Il est (trop) tentant de laisser Lysiane Gagnon juger elle-même son travail journalistique : « […] dans tout événement, l’être humain verra ce qu’il cherche et fermera les yeux sur ce qui irait à l’encontre de ses préjugés ». L’auteure, en effet, démontre ici cent fois plutôt qu’une qu’on a bien fait d’enterrer le mythe de l’objectivité journalistique.
Les deux pans de ce recueil farouchement fédéralisant obéissent à des règles différentes. À propos du référendum de 1980, la chroniqueuse procède par la voie synthétique, stylisant son argumentation de l’époque. En ce qui concerne le second référendum (1995), l’auteure laisse parler les chroniques écrites au fil des jours. Dans les deux cas, la thèse demeure la même : rien ne justifie un plongeon du Québec dans les incertitudes de l’indépendance.

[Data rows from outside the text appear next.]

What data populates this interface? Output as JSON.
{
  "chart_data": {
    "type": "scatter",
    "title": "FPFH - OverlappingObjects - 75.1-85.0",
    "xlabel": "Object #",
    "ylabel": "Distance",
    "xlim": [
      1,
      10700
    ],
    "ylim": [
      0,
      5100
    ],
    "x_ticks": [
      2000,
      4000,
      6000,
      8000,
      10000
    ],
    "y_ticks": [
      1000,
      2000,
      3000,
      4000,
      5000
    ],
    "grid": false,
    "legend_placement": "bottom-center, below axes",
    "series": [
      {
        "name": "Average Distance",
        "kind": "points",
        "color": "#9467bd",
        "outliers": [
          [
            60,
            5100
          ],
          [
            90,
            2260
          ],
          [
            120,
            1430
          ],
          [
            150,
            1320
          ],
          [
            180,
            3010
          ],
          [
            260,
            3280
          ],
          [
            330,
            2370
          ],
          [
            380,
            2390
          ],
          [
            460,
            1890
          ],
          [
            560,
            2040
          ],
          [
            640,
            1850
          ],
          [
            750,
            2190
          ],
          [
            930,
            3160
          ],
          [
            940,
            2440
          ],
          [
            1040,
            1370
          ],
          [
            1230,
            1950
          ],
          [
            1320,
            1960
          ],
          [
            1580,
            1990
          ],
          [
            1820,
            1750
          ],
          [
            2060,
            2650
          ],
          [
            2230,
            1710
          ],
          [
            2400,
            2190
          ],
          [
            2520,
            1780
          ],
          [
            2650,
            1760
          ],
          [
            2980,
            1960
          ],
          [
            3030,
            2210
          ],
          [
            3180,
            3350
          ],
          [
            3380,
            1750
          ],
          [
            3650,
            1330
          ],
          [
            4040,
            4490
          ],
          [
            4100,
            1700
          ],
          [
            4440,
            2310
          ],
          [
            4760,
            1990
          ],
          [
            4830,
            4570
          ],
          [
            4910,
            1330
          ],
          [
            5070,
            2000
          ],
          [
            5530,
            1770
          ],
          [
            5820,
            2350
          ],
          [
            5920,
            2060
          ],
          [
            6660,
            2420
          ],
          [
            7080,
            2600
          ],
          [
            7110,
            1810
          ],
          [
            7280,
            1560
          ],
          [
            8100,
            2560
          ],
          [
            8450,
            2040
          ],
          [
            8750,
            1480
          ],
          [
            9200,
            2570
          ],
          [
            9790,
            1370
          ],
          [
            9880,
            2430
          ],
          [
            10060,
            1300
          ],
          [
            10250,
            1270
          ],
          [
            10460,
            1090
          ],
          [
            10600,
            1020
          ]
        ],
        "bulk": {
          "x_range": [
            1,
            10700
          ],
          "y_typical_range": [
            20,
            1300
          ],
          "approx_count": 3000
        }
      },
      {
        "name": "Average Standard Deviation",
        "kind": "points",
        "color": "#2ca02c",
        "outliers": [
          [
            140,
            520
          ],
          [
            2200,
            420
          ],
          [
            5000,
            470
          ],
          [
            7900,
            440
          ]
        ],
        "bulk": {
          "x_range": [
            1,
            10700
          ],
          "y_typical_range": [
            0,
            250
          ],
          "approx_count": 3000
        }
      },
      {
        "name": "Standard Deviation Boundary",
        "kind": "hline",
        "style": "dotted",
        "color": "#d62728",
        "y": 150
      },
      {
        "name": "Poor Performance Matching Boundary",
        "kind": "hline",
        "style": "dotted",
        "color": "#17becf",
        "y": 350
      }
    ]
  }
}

Bien sûr, cette attitude est légitime ; elle est même prévisible et presque automatique à La Presse. Il n’était pourtant pas obligatoire de la défendre de façon aussi hargneuse et excessive. D’entrée de jeu, Lysiane Gagnon discrédite l’hypothèse d’une abstention du gouvernement fédéral : « […] Joe Clark, un homme conciliant et peu combatif qui était allé jusqu’à déclarer qu’il ne participerait pas à la campagne référendaire puisqu’il n’était pas Québécois ». Comme si la Suède avait eu tort de laisser la Norvège tenir son référendum de 1905 sans le troubler de l’extérieur. À peine quelques pages plus loin, la chroniqueuse reproche – à juste titre d’ailleurs – à Lise Payette son attaque malséante contre Madeleine Ryan ; elle en conclut, comme Pierre Bibeau, que « les femmes seront le fer de lance de notre campagne ». Quinze ans plus tard, le verdict s’est émoussé : « L’affaire des ‘Yvette’ n’a pas été aussi déterminante que certains le croient dans la défaite du OUI en 1980 ». Miniaturisation analogue à propos du coup de la Brink’s : « Une rumeur invraisemblable – lancée si ma mémoire est bonne, par un reporter de la Presse canadienne – s’était répandue ». La journaliste aurait mieux fait de parier sur les faits que de se fier à sa mémoire.
Sans surprise, tout ce que le camp souverainiste a pu dire ne mérite que ridicule et mépris, tandis que la totalité du plaidoyer fédéraliste, y compris le fameux engagement de Trudeau en faveur du « changement », mérite l’admiration éternelle : « J’étais prise dans cette foule compacte, presque suffoquée, incapable de griffonner sur mon calepin et en même temps ébahie devant ce chef-d’œuvre de rhétorique politique ».
Ceux que n’apprécie pas Lysiane Gagnon n’ont pas droit à sa tendresse. « Il [Parizeau] avait ce que Lévesque n’avait pas : une acuité intellectuelle que seul Pierre Elliott Trudeau pouvait égaler ». En revanche, le même Parizeau « manque de jugement ». Du tortueux Lucien Bouchard, elle écrit : « Chaque jour, on le voit à l’écran – intense, furieux, l’index vengeur, l’esprit enflammé et le ton colérique ». « Ce pauvre Jean Chrétien, qui n’a jamais eu une idée originale de sa vie », ce que contredit l’intelligente proposition du jeune député Chrétien de substituer le sigle Air Canada à TCA. « Arrive Preston Manning, avec son museau de rongeur à lunettes, sa voix de fausset […] ». Etc.
Même le journalisme engagé n’est pas astreint au fanatisme.